This 37-Year-Old IT Professional Got A $8,000 Raise With A Counter Offer

In our series My Salary Story, women with long-term career experience open up about the most intimate details of their jobs: compensation. It’s an honest look at how real people navigate the complicated world of negotiating, raises, promotions, and job loss, with the hope it will give young women more insight into how to advocate for themselves — and maybe take a few risks along the way.
Been in the workforce for at least eight years, and interested in contributing your salary story? Email us here.
Previously, we talked to a 31-year-old Managing Director who quadrupled her salary in nine years and a 29-year-old Senior Product Marketing Manager who was denied a raise based on her age.
Age: 37
Current Location: Greater Phoenix, AZ
Current Industry & Title: Project Manager/Tools Engineer, IT
Starting Salary: $55,000 (2003)
Current Salary: $127,000-$137,000 ($112,000 base, with a bonus of $15,000 to $25,000 depending on company performance)
Number Of Years Employed: 15
Biggest Salary Jump: $5,000 base increase plus a $3,000 bonus, and the $15,000-25,000 yearly bonus
Biggest Salary Drop: "I am lucky to say I have not yet had to deal with a salary drop."

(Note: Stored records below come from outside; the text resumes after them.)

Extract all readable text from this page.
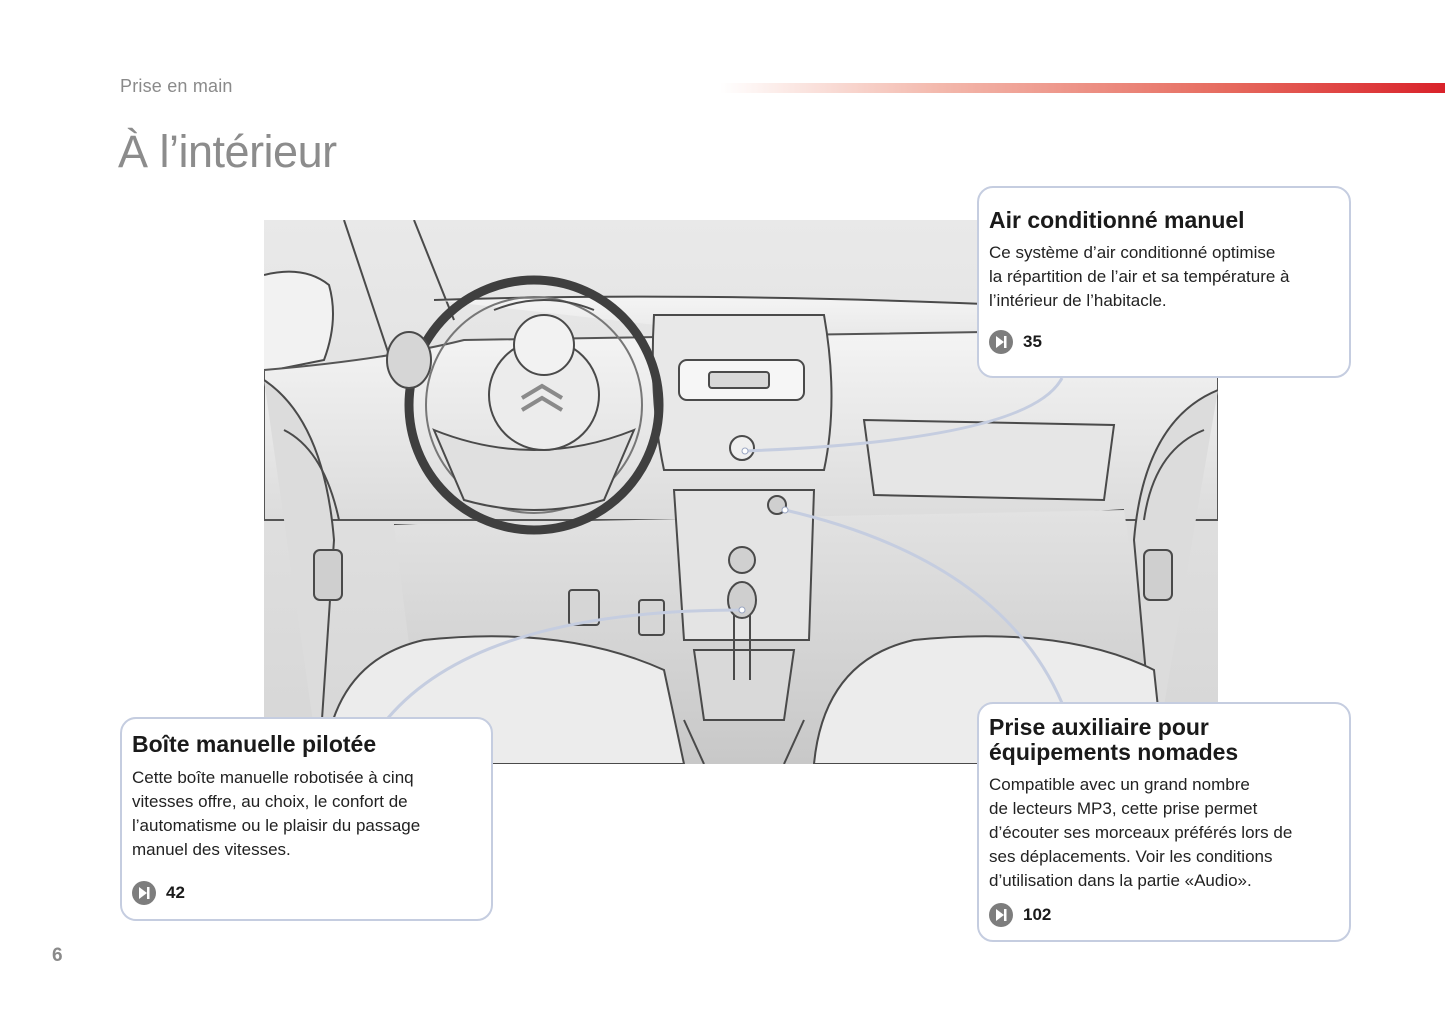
Prise en main
À l’intérieur
Air conditionné manuel

Ce système d’air conditionné optimise
la répartition de l’air et sa température à
l’intérieur de l’habitacle.

35
Boîte manuelle pilotée

Cette boîte manuelle robotisée à cinq
vitesses offre, au choix, le confort de
l’automatisme ou le plaisir du passage
manuel des vitesses.

42
Prise auxiliaire pour
équipements nomades

Compatible avec un grand nombre
de lecteurs MP3, cette prise permet
d’écouter ses morceaux préférés lors de
ses déplacements. Voir les conditions
d’utilisation dans la partie «Audio».

102
6
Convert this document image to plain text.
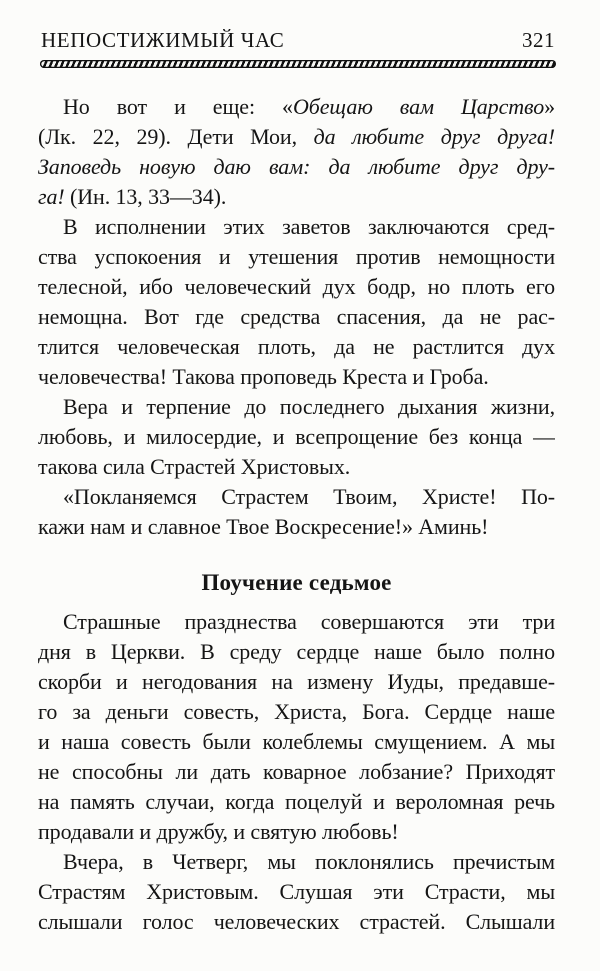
НЕПОСТИЖИМЫЙ ЧАС	321
Но вот и еще: «Обещаю вам Царство»
(Лк. 22, 29). Дети Мои, да любите друг друга!
Заповедь новую даю вам: да любите друг дру-
га! (Ин. 13, 33—34).
В исполнении этих заветов заключаются сред-
ства успокоения и утешения против немощности
телесной, ибо человеческий дух бодр, но плоть его
немощна. Вот где средства спасения, да не рас-
тлится человеческая плоть, да не растлится дух
человечества! Такова проповедь Креста и Гроба.
Вера и терпение до последнего дыхания жизни,
любовь, и милосердие, и всепрощение без конца —
такова сила Страстей Христовых.
«Покланяемся Страстем Твоим, Христе! По-
кажи нам и славное Твое Воскресение!» Аминь!
Поучение седьмое
Страшные празднества совершаются эти три
дня в Церкви. В среду сердце наше было полно
скорби и негодования на измену Иуды, предавше-
го за деньги совесть, Христа, Бога. Сердце наше
и наша совесть были колеблемы смущением. А мы
не способны ли дать коварное лобзание? Приходят
на память случаи, когда поцелуй и вероломная речь
продавали и дружбу, и святую любовь!
Вчера, в Четверг, мы поклонялись пречистым
Страстям Христовым. Слушая эти Страсти, мы
слышали голос человеческих страстей. Слышали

Biggest Salary Negotiation Regret: "Not asking for more out of college. I have realized that the lower your base pay, the harder it is to negotiate up. That being said, my initial offer was fair, but I know now that I could have gotten more if I had asked. My regret is not asking."
Best Salary-Related Advice: "The best salary-related advice came from one of the engineers on my team that ironically reported up to me. We became friends and I shared with him that I had an offer from a company I was considering moving to, but was a little unhappy with the initial offer. He and a few friends at work helped me draft a counter-offer letter. Then while editing the letter, he added an additional $10,000 to my original counteroffer. I remember looking at him in shock, and he told me that I deserved it and he was sure I would get it. I decided to leave the number as is and I'm grateful I did because they gave me $8,000 out of the $10,000 I asked for. That's an extra $8,000 that year that I wouldn't have gotten if I hadn't asked for it.
"In the end, my biggest advice is to see your worth and ask for it. They can always say no, but what if they say yes? As a woman in IT, where we are so few and far between, it's especially important to see our worth and fight for it."